CORPORATE RECORDS, REPORTS AND SEAL

            Section 9.1 - Maintenance of Corporate Records The Corporation shall keep at its principal office:

            (a) Minutes of all meetings of Directors and committees of the Board;

            (b) Adequate and correct books and records and accounts, including accounts of its properties and business transactions and accounts of its assets, liabilities, receipts, disbursements, gains and losses;

            (c) A copy of the Corporation's Articles of Incorporation and Bylaws as amended to date, which shall be open to inspection by any Directors, or their agents or attorneys, at all reasonable times during office hours.

            Section 9.2 - Inspection Rights Every Director shall have the absolute right at any time to inspect and copy all books, records and documents of the Corporation.

            Section 9.3 - Annual Report The Board shall use its best efforts to cause an annual report to be furnished not later than one hundred and twenty (120) days after the close of the Corporation's fiscal year. Such report shall be furnished to all Directors and shall contain the following information:

            (a) The assets and liabilities of the Corporation as of the end of the fiscal year;

            (b) The principal changes in assets and liabilities;

            (c) The revenue or receipts of the Corporation, both unrestricted and restricted to particular purposes;

            (d) The expenses or disbursements of the Corporation for both general and restricted purposes;

            (e) The amount and circumstances of any indemnification, which shall include the names of the interested persons involved, stating each person's involvement with the Corporation, the nature of the indemnification and, the amount of such interest.

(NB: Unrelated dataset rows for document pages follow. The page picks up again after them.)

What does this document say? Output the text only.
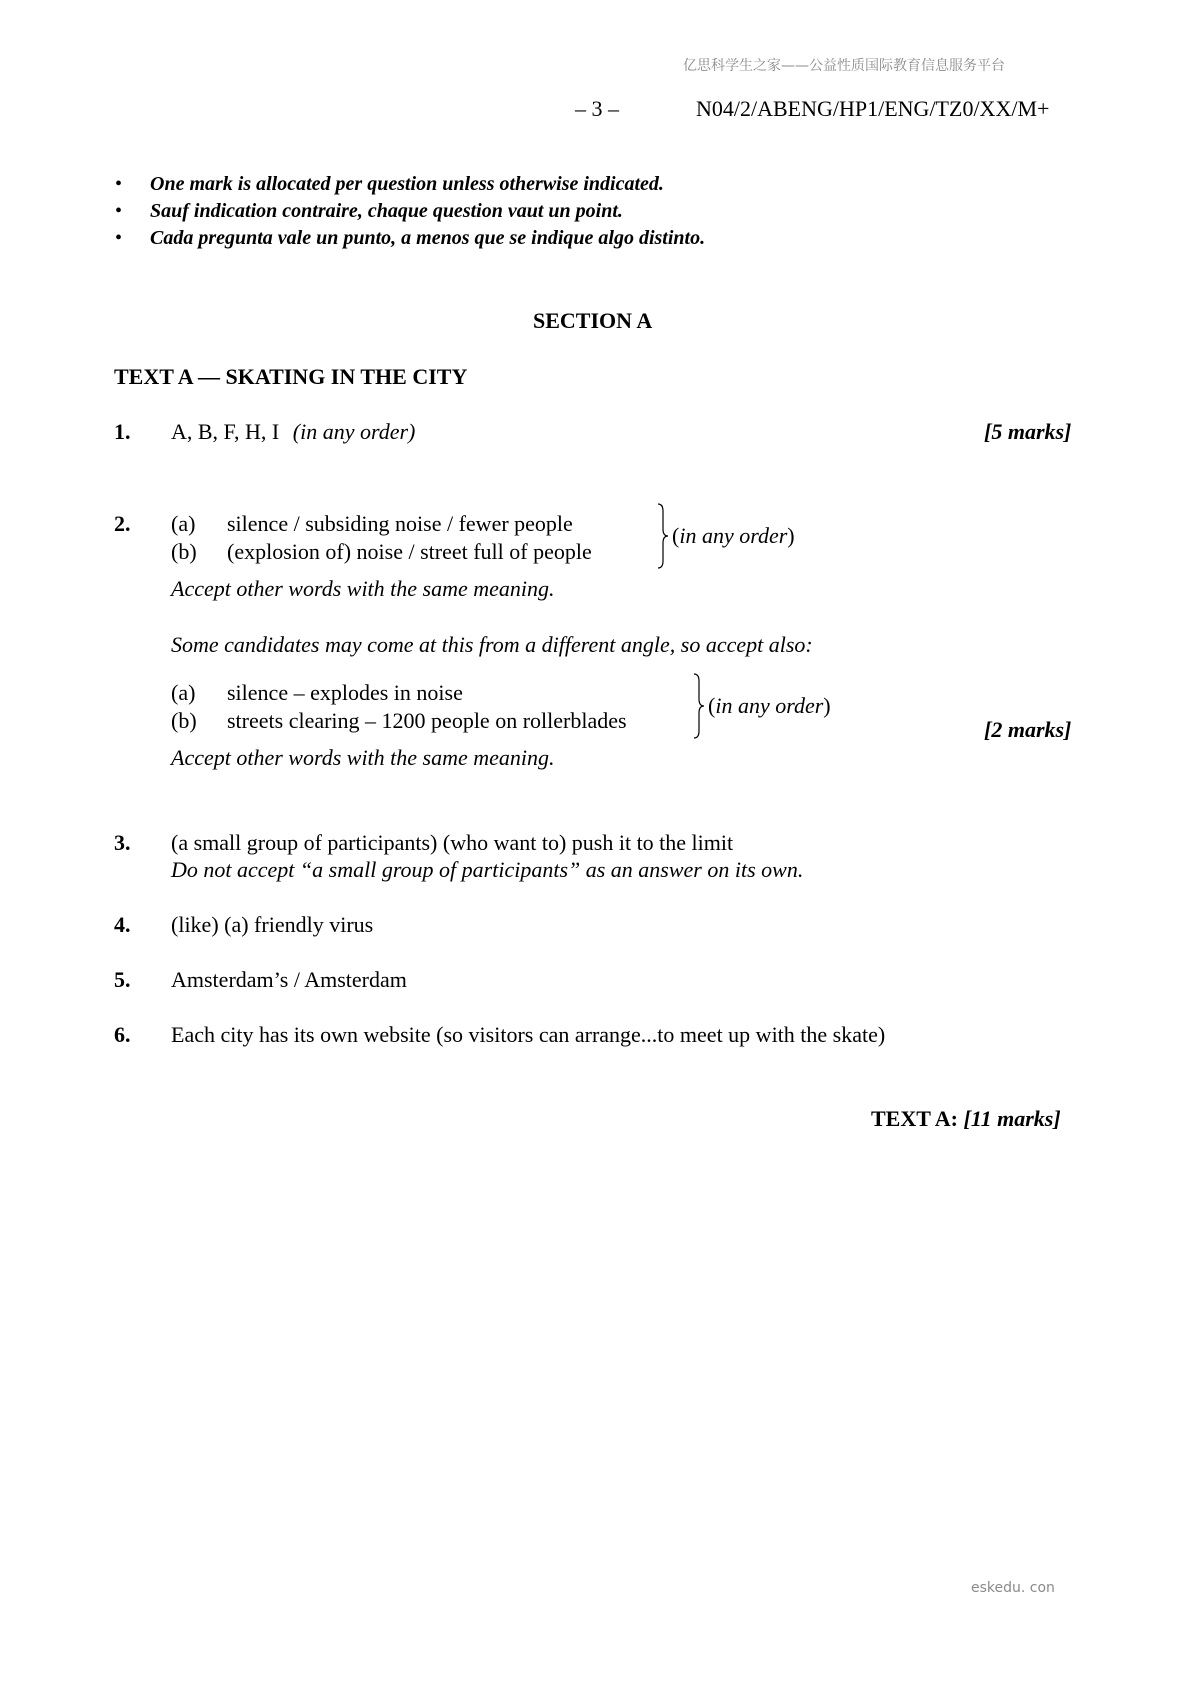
亿思科学生之家——公益性质国际教育信息服务平台
– 3 –	N04/2/ABENG/HP1/ENG/TZ0/XX/M+
• One mark is allocated per question unless otherwise indicated.
• Sauf indication contraire, chaque question vaut un point.
• Cada pregunta vale un punto, a menos que se indique algo distinto.
SECTION A
TEXT A — SKATING IN THE CITY
1. A, B, F, H, I (in any order)	[5 marks]
2. (a) silence / subsiding noise / fewer people
(b) (explosion of) noise / street full of people
(in any order)
Accept other words with the same meaning.
Some candidates may come at this from a different angle, so accept also:
(a) silence – explodes in noise
(b) streets clearing – 1200 people on rollerblades
(in any order)
Accept other words with the same meaning.
[2 marks]
3. (a small group of participants) (who want to) push it to the limit
Do not accept “a small group of participants” as an answer on its own.
4. (like) (a) friendly virus
5. Amsterdam’s / Amsterdam
6. Each city has its own website (so visitors can arrange...to meet up with the skate)
TEXT A: [11 marks]
eskedu. con
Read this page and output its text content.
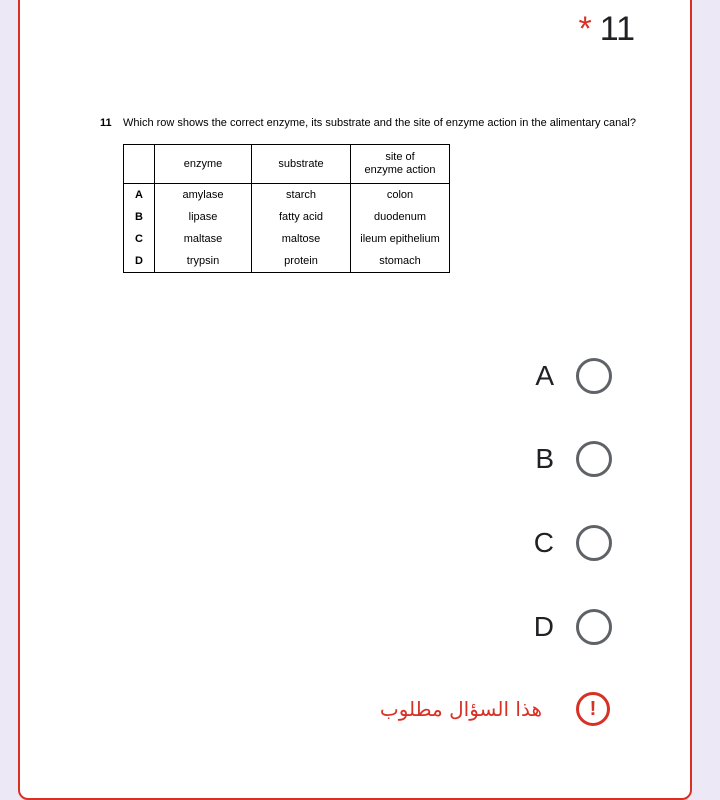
* 11
11	Which row shows the correct enzyme, its substrate and the site of enzyme action in the alimentary canal?
	enzyme	substrate	site of
enzyme action
A	amylase	starch	colon
B	lipase	fatty acid	duodenum
C	maltase	maltose	ileum epithelium
D	trypsin	protein	stomach
A
B
C
D
!
هذا السؤال مطلوب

            The annual report shall be accompanied by any report thereon of independent accounts, or, if there is no such report, the certificate of an authorized Officer of the Corporation that such statements were prepared without audit from the books and records of the Corporation.

            Section 9.4 - Fiscal Year The fiscal year of the Corporation shall run from July 1 to June 30.       

ARTICLE X.

AMENDMENTS AND ADDITIONS

            Section 10.1 - Amendments to Bylaws The Corporation's Bylaws may be altered or amended at any duly called meeting of the Directors at which a quorum is present by a majority of those present, provided that written notice naming the substance of the proposed amendment has been sent to each Director of the Corporation at least five (5) days in advance of the date of the meeting, unless such notice is waived by all the Directors.

            Section 10.2 - Amendment to Articles of Incorporation The Corporation's Articles of Incorporation may be altered or amended at any duly called meeting of the Directors at which a quorum is present by a majority of the full Board, provided that written notice naming the substance of the proposed amendment has been sent to each Director of the Corporation at least five (5) days in advance of the date of the meeting, unless such notice is waived by all the Directors.

            Section 10.3 - Rules and Regulations The Board of Directors may adopt additional rules and regulations, general or specific, for the conduct of their meetings, and additional rules and regulations, general or specific, for the conduct of the affairs of the Corporation; provided, however, no such additional rule or regulation shall be inconsistent with or in contravention of any provision of the Articles of Incorporation or these Bylaws. In the absence of specific rule, Roberts Rules of Order shall govern whenever applicable the conduct of all Board and committee meetings.

 

 

 

 

 

            THUS ADOPTED by the Board of Directors on the 7th day of August, 2008.

           

_________________________________

Jack McLeod, President

 

 

_________________________________

Larry Farley, Vice President

 

 

 

CERTIFICATE

 

            The undersigned Secretary/Treasurer of the Corporation does hereby certify that the above Bylaws were duly adopted by the Board of Directors by unanimous written consent on the ______day of August, 2008.